“Army of One”



The preposterous true story of Gary Faulkner is brought to the big screen by “Borat” and “Brüno” director Larry Charles in “Army of One,” a loony, wacky and absurd comedy. In 2010, unemployed handyman Faulkner took it upon himself to travel to Pakistan in a rogue attempt to single-handedly capture Osama Bin Laden. The film is based on a GQ Magazine article and it’s so crazy that you’ll need to be reassured that yes, this is a real guy and yes, this really happened!

Time has made audiences forget how insanely funny Nicolas Cage can be, but he is in his kooky element playing Faulkner as a wildly crazed, erratic and eccentric madman with a penchant for nonsensical riffing. Cage has an affable, genuine comedic presence, and farcical banter comes effortless to him. He’s able to chew the scenery with this part, and he does it extremely well –in a way that no one but Cage could do. His brand of wild-eyed madness is amusing in itself, but he completely becomes this character. This movie is worth seeing solely for his performance.

Most of the laughs come early on when Gary is trying to figure out how to actually get himself to Pakistan. He first attempts to reach the country by sailboat from San Diego. His next attempt is to hang glide across the Iranian border. These pursuits obviously don’t end well, but they sure are incredibly funny. Eventually Gary makes it overseas armed only with his new off-the-rack samurai sword (purchased from the Home Shopping Network) and sets out to complete his patriotic mission.

The film starts to fall apart a bit when it reaches its halfway point. Once the main character reaches Pakistan the laughs subside, nothing really happens, and the CIA gets involved. It’s still an enjoyable enough film, but there’s a stark contrast between the film’s first 30 minutes and its last. I enjoyed seeing the frequently clueless Gary unwittingly inserting himself into situations that threaten grave danger, all in the name of patriotism — and I wanted more.

Russell Brand adds a bit of stunt casting as God (he periodically shows up to speak to Gary), but his scenes are sadly devoid of laughs. The idea is funny in itself and probably looked like a winner on paper, but for some reason it just doesn’t translate well to the screen. The script (penned by Rajiv Joseph and Scott Rothman) is engaging and packed with crazed dialogue, but I wanted to see more. Stick around for the end credits where you’ll get to see photos and video interviews with the real-life Gary Faulkner.

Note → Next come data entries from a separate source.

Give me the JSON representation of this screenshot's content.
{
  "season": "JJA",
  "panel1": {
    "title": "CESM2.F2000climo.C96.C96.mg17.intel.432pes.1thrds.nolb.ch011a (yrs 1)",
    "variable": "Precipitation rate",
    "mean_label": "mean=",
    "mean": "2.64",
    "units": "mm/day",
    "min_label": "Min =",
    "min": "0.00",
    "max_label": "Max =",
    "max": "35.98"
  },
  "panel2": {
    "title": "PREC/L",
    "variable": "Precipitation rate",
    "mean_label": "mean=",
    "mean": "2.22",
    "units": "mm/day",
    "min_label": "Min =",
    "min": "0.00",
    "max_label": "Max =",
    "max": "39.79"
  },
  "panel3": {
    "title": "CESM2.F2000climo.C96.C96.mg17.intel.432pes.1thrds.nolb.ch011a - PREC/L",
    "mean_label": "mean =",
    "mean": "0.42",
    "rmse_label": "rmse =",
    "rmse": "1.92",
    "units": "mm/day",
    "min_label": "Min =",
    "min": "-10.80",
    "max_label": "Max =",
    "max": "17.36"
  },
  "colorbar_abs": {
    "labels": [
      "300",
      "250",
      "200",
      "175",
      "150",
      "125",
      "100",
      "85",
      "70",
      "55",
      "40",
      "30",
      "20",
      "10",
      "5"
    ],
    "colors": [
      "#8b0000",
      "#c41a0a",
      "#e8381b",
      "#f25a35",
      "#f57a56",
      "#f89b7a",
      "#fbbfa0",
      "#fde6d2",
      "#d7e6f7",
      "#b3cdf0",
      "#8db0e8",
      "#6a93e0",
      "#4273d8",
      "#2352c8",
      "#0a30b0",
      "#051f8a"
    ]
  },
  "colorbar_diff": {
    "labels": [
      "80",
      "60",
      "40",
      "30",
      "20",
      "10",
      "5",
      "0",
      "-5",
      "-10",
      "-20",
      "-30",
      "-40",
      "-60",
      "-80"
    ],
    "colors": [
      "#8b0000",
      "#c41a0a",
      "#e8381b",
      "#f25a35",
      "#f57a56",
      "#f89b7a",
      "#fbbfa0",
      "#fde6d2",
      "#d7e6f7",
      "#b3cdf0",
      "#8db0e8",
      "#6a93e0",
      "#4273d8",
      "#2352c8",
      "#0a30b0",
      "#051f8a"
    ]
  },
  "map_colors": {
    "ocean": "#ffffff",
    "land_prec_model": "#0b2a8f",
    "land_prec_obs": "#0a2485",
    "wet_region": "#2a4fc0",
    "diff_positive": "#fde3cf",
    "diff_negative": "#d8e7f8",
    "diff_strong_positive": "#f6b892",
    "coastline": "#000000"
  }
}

“Army of One” is best suited for a rental — I’m shocked it secured a theatrical release, especially with no marketing campaign behind it. Still, it’s one of those odd little movies (and another notch of weirdness in Cage’s belt) that you have to see to believe.


When it comes to roles where you have to question whether the character is just eccentric or actually crazy, Nicolas Cage is the undisputed master. In “Army of One”, Cage is clearly letting his freak flag fly, going all in in his portrayal of real-life weirdo Gary Faulkner.

Faulkner is a particularly strange man. In the late 2000s, Faulkner decided that the most patriotic thing he could do for his country would be to find and capture (but preferably not kill) Osama bin Laden. Deciding that bin Laden was in Pakistan, the 50-year-old Faulkner then went about the difficult work of trying to travel there as an American civilian. His first plan was to sail (!) there, even though he didn’t own a boat or even any nautical skill. When that failed, Faulkner tried hang-gliding into the country from a mountaintop in India. That didn’t work, either. But he did, eventually, get there – and proceeded to freak out both the locals and the local CIA Station Chief in his unfocused hunt for the terrorist.

Director Larry Charles (“Borat: Cultural Learnings of America for Make Benefit Glorious Nation of Kazakhstan”, “Bruno”) obviously has a great fondness for Faulkner and his well-intentioned mission. While the movie isn’t particularly well-made, as a comedy director, Charles is skilled enough at knowing when to let the script and Cage do the hard work. And it’s in those moments – when Cage is allowed to go all in on the crazy – that the film is at its best. You get the sense that Cage needed very little direction; probably Charles simply yelled “action” and let him do his thing.

“Army of One” is at its best when Faulkner is stateside in Colorado, talking to his girlfriend Marci (Wendi McLendon-Covey) and his friends Roy (Will Sasso) and Pickles (Paul Scheer). Oh, and let’s not forget about Faulkner’s very literal conversations with God (Russell Brand). It’s in those moments that we are able to appreciate both Faulkner’s sincerity and his charisma; even though he’s clearly off-balance, he’s so damned likeable that he’s able to get along pretty well. When the action moves to Pakistan, however, the film loses much of its momentum. Even an enjoyable-but-barely-recognizable Rainn Wilson (playing Agent Simons) can’t get it back.

It’s hard to recommend “Army of One” but it’s enjoyable enough if you’re in the mood for something offbeat.